Career path
I am an Associate professor at the Vrije Universiteit of Amsterdam and staff member at the Gravitational-wave group at Nikhef. My undergraduate degree and PhD were completed at the Australian National University, culminating in 2011. I spent 3 years at the Albert-Einstein-Institute in Hannover developing a suspended prototype interferometer before joining the University of Birmingham as a faculty member in 2015. In 2020 I received an ERC Consolidator grant and moved to the Netherlands to conduct the research at the VU and Nikhef.
Research interests
I am an instrumentalist. Gravitational-wave detectors sit at the forefront of precision instrumentation, and their operation presents a multitude of unique challenges. My main research focus is inertial sensing and seismic isolation. In particular, there are great opportunities in the application of laser-interferometers and novel materials that can reduce residual motion by more than a factor of 10 – like noise-cancelling headphones for seismic vibrations. If we realise such an isolation system it can become the baseline for the future Einstein Telescope, and may be fitted as an upgrade to the existing LIGO and Virgo detectors. Real gravitational-wave detectors have a multitude of different couplings between vibration and their main science measurements. It is my second major activity is modelling and understanding these noise couplings to help design the Einstein Telescope in a way that maximises our astrophysical reach.
Research track record
A list of my publications can be obtained from my Google Scholar profile. Through a combination of R&D for future upgrades and direct commissioning efforts on-site, I have earned authorship on many gravitational-wave observation and instrumentation papers. My first contributions to the LIGO Scientific Collaboration were as an undergraduate prototyping novel interferometric sensing schemes and characterizing an optical spring. During my grad-student years I worked on many different aspects of detectors including the measurement of suspension thermal noise and the suppression of quantum noise. I briefly contributed to the Grace Follow-on mission developing an inter-satellite laser interferometer link.

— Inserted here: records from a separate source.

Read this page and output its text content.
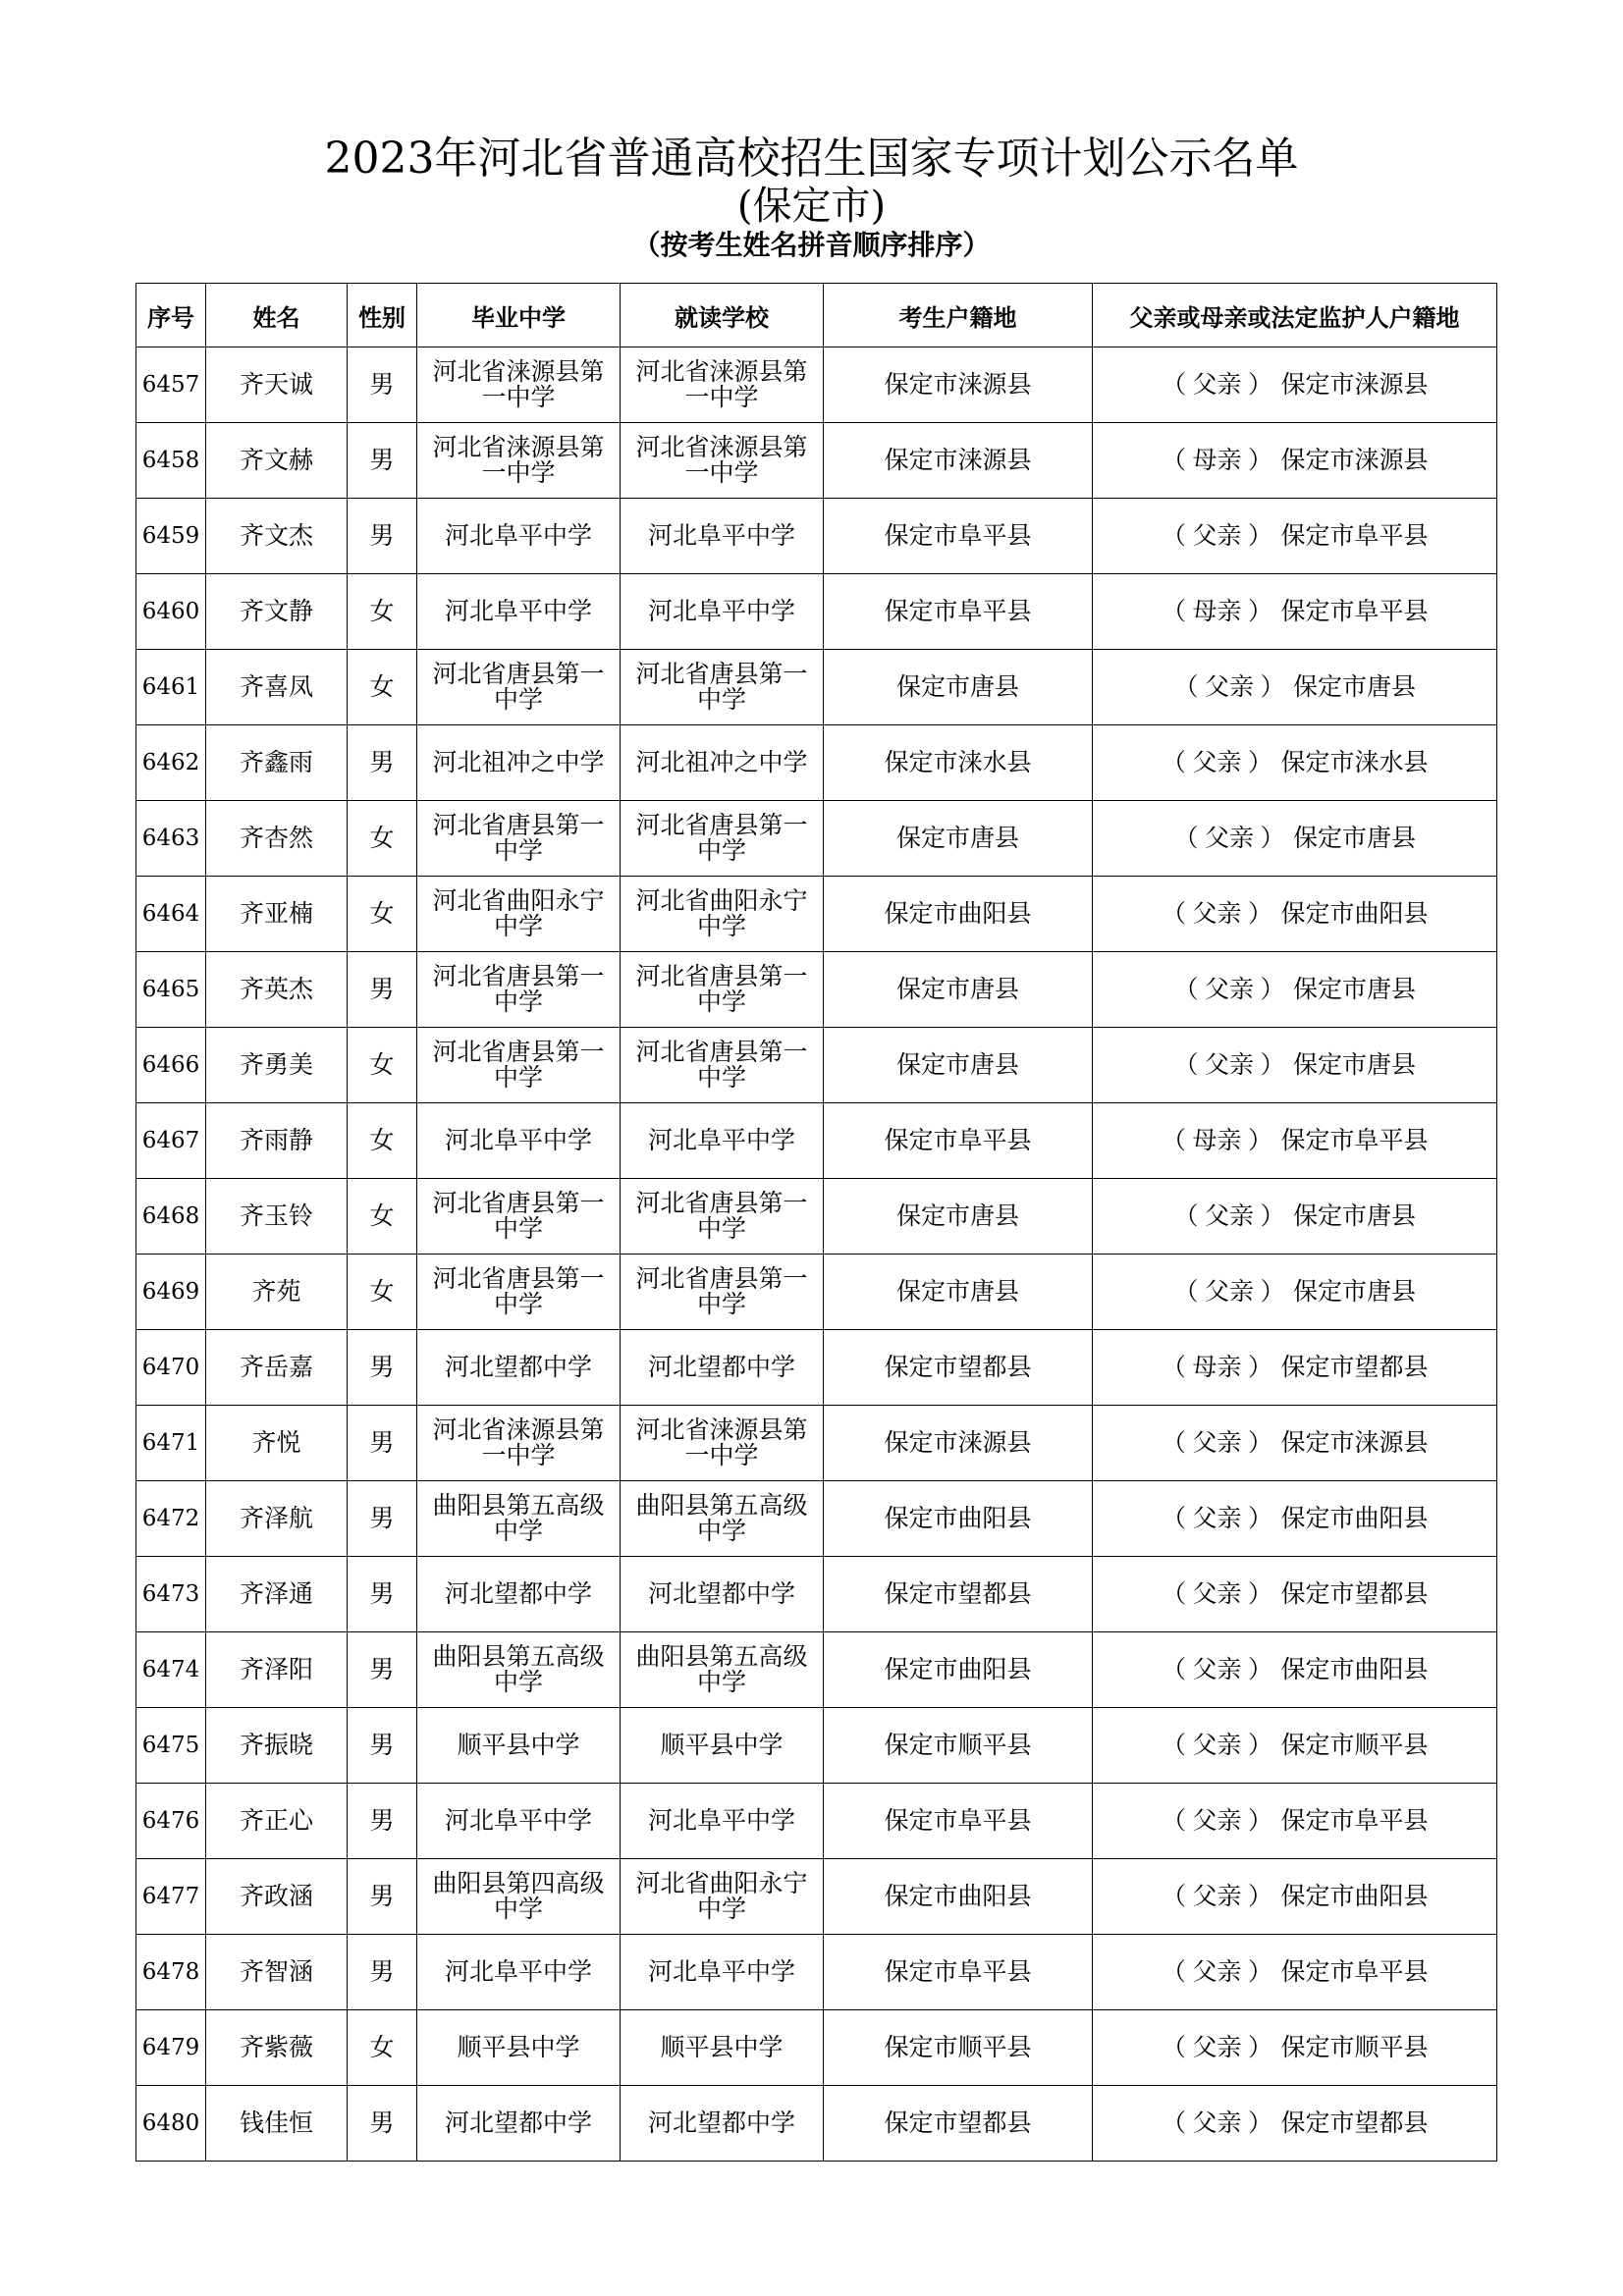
2023年河北省普通高校招生国家专项计划公示名单
(保定市)
（按考生姓名拼音顺序排序）
序号	姓名	性别	毕业中学	就读学校	考生户籍地	父亲或母亲或法定监护人户籍地
6457	齐天诚	男	河北省涞源县第一中学	河北省涞源县第一中学	保定市涞源县	（ 父亲 ） 保定市涞源县
6458	齐文赫	男	河北省涞源县第一中学	河北省涞源县第一中学	保定市涞源县	（ 母亲 ） 保定市涞源县
6459	齐文杰	男	河北阜平中学	河北阜平中学	保定市阜平县	（ 父亲 ） 保定市阜平县
6460	齐文静	女	河北阜平中学	河北阜平中学	保定市阜平县	（ 母亲 ） 保定市阜平县
6461	齐喜凤	女	河北省唐县第一中学	河北省唐县第一中学	保定市唐县	（ 父亲 ） 保定市唐县
6462	齐鑫雨	男	河北祖冲之中学	河北祖冲之中学	保定市涞水县	（ 父亲 ） 保定市涞水县
6463	齐杏然	女	河北省唐县第一中学	河北省唐县第一中学	保定市唐县	（ 父亲 ） 保定市唐县
6464	齐亚楠	女	河北省曲阳永宁中学	河北省曲阳永宁中学	保定市曲阳县	（ 父亲 ） 保定市曲阳县
6465	齐英杰	男	河北省唐县第一中学	河北省唐县第一中学	保定市唐县	（ 父亲 ） 保定市唐县
6466	齐勇美	女	河北省唐县第一中学	河北省唐县第一中学	保定市唐县	（ 父亲 ） 保定市唐县
6467	齐雨静	女	河北阜平中学	河北阜平中学	保定市阜平县	（ 母亲 ） 保定市阜平县
6468	齐玉铃	女	河北省唐县第一中学	河北省唐县第一中学	保定市唐县	（ 父亲 ） 保定市唐县
6469	齐苑	女	河北省唐县第一中学	河北省唐县第一中学	保定市唐县	（ 父亲 ） 保定市唐县
6470	齐岳嘉	男	河北望都中学	河北望都中学	保定市望都县	（ 母亲 ） 保定市望都县
6471	齐悦	男	河北省涞源县第一中学	河北省涞源县第一中学	保定市涞源县	（ 父亲 ） 保定市涞源县
6472	齐泽航	男	曲阳县第五高级中学	曲阳县第五高级中学	保定市曲阳县	（ 父亲 ） 保定市曲阳县
6473	齐泽通	男	河北望都中学	河北望都中学	保定市望都县	（ 父亲 ） 保定市望都县
6474	齐泽阳	男	曲阳县第五高级中学	曲阳县第五高级中学	保定市曲阳县	（ 父亲 ） 保定市曲阳县
6475	齐振晓	男	顺平县中学	顺平县中学	保定市顺平县	（ 父亲 ） 保定市顺平县
6476	齐正心	男	河北阜平中学	河北阜平中学	保定市阜平县	（ 父亲 ） 保定市阜平县
6477	齐政涵	男	曲阳县第四高级中学	河北省曲阳永宁中学	保定市曲阳县	（ 父亲 ） 保定市曲阳县
6478	齐智涵	男	河北阜平中学	河北阜平中学	保定市阜平县	（ 父亲 ） 保定市阜平县
6479	齐紫薇	女	顺平县中学	顺平县中学	保定市顺平县	（ 父亲 ） 保定市顺平县
6480	钱佳恒	男	河北望都中学	河北望都中学	保定市望都县	（ 父亲 ） 保定市望都县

Teaching, Supervision, and Management
One of the hidden truths of academia is that becoming a scientist is an apprenticeship. Mentoring and training of students is one of my core duties, and also one of the most rewarding. A substantial fraction of my research time each week is devoted working with my graduate students. Undergraduate teaching is an area of university life that is in a state of flux as universities become more professional, with a greater focus on ensuring quality teaching. I have earned membership as a Fellow in the UK Higher Education Academy, with a focus on evidence-based reflective teaching. In my own classes I attempt to ensure engagement with the students, problem solving in class time, and encouraging peer instruction. I am a division chair of the Einstein Telescope instrument science board and I have numerous active international collaborations at the laboratory scale.